On Mar 11, 2008, at 6:50 AM, Thomas Watson wrote:
[EMAIL PROTECTED] wrote on 03/11/2008 02:16:04 AM:
>
> On Mar 10, 2008, at 4:51 PM, Mirko Jahn wrote:
>
> > On Mon, Mar 10, 2008 at 11:34 PM, Alan Cabrera <[EMAIL PROTECTED]
>
> > wrote:
> >>
Your original question:
> Is it possible for two different versions of a Fragment to be
attached
> to two different hosts?
Yes two different versions of a fragment can be attached to two
different hosts as long as the fragments are not singletons. But two
different versions of a fragment cannot be attached to the same
version
of a host. The later is a clarification that will be in the next
version
of the specification.
I think that it's unfortunate that the word "version" has crept into
this part of the spec. A better word would be generation. Does this
not sound better:
Yes, two different generations of a fragment can be attached to two
different hosts as long as the fragments are not singletons. But two
different generations of a fragment cannot be attached to the same
generation of a host.
Ideally, if a bundle was updated its version would increment but this
does not necessarily happen, IIUC. If this clarification does not
make sense then I must have a mental disconnect somewhere.
> Is it possible to attach a Fragment to a host that's already
resolved?
The spec is not 100% clear here.

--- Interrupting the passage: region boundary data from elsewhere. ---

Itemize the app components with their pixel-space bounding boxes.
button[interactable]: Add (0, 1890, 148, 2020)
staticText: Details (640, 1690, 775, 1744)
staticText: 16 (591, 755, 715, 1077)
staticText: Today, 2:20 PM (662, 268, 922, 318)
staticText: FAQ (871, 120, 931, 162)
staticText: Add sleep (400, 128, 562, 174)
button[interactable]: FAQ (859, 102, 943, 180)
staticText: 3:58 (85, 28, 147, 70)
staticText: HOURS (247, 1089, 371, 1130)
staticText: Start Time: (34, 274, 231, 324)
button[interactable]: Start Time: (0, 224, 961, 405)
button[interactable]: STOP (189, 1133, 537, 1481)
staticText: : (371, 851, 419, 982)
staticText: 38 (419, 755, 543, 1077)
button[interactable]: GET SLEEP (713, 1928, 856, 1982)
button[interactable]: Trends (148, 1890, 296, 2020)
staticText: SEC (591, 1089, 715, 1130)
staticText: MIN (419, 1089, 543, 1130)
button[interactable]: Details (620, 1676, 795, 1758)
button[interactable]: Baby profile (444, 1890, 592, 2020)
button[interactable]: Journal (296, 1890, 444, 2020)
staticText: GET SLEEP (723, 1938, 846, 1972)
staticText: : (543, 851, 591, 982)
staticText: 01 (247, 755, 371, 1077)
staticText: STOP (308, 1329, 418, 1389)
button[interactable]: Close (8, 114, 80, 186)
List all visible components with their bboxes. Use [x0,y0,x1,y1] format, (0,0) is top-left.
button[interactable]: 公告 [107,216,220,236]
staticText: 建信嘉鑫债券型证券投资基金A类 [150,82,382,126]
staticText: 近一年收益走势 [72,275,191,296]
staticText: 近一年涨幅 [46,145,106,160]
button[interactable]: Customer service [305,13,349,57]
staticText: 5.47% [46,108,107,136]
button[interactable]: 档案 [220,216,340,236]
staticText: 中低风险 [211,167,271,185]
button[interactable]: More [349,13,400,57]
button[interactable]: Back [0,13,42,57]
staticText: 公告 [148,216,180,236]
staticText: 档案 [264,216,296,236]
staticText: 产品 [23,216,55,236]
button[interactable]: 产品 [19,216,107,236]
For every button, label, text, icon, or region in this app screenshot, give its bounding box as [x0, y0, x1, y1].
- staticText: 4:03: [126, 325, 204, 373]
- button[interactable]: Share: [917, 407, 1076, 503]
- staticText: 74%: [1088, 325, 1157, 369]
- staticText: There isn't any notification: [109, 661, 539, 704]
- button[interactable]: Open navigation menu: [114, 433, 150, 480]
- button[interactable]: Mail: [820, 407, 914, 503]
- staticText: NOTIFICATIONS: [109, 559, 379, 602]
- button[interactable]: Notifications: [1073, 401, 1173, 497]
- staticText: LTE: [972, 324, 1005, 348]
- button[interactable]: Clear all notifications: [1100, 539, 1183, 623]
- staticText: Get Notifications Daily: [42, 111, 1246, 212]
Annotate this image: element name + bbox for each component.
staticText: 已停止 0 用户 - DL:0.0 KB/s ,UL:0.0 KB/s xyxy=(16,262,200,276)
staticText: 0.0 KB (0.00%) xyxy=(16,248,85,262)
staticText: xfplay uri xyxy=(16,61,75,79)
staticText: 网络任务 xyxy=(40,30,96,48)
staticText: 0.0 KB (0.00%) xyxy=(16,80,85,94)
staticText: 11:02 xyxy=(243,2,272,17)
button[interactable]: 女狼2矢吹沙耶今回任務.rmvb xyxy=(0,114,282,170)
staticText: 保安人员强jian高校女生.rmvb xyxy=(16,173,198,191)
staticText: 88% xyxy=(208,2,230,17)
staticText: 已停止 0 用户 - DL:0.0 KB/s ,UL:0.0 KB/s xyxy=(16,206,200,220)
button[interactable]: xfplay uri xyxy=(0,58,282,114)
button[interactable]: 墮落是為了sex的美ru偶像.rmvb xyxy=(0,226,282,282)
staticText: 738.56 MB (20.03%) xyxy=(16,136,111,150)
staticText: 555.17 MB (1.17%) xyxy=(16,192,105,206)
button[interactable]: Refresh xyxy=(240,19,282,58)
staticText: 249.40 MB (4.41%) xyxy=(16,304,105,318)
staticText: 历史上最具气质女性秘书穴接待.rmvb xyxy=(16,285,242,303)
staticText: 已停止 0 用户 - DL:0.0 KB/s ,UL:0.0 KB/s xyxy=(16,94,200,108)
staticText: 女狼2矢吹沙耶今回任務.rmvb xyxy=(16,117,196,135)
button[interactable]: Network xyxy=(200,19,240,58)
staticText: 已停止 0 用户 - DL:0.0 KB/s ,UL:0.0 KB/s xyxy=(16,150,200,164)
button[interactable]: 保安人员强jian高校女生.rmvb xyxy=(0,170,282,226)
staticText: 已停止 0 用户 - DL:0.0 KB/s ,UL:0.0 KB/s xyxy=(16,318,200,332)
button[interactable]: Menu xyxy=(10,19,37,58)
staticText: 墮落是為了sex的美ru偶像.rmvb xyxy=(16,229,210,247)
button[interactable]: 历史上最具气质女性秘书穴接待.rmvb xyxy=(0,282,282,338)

Originally we defined fragments as
having the ability to be attached dynamically to a host bundle that is
already resolved without forcing the host bundle to refresh. This
would
be nice to do but it does cause a number of issues.
- Fragments that add new constraints cannot be allowed to attach
dynamically. It is not possible to insert new constraints wires into
the class loader of the Host because this could change the wires in
the host in incompatible ways at runtime.
Would this not be covered by classifying these wires as "conflicting"
w/ the host bundle and so it would not be added? I understood
attachment of a fragment to be a two step process. Add imports, et
al, that did not conflict. Then try to resolve the resulting
candidate host in the existing class space.
The fragment developer knows about the host and should design the
imports, et al, to not conflict with it. The framework's job is to
make sure that the fragment does not bork the host in any obvious way.
If my interpretation is correct, then I think that the developer would
be better served if any conflict in the imports, et al, would cause
the fragment to not be loaded all together. The developer put those
imports, et al, with a specific goal in mind. It's the frameworks job
to tell the developer that it cannot accommodate the developer's wishes.
This rant is along the similar vein that I have with some of the
methods that take strings that have filter patterns that can be
malformed; they silently return nothing instead of consistently
throwing a malformed pattern exception like some of the other methods
do.
- There were also concerns with adding content dynamically to packages
already exported by the host. Especially with split packages where
a fragment may all of a sudden shadow a class from another bundle that
exports the package. This is an extreme corner case, but there were
too many questions to answer before we could make a definitive spec
which allowed dynamic attachment of fragments to already resolved
hosts.
Not an extreme corner case, IMO. Mirko was already espousing its use
to live patch a host bundle. IMO, this is crazy dangerous, IIUC.
Frameworks are not required to allow dynamic attachment of fragments
to
an already resolved host. But I think there is some wiggle room in
the
spec that allows dynamic attachment of fragments if the framework
wants
to do some extra consistency checks.
What would these checks be? I am very curious.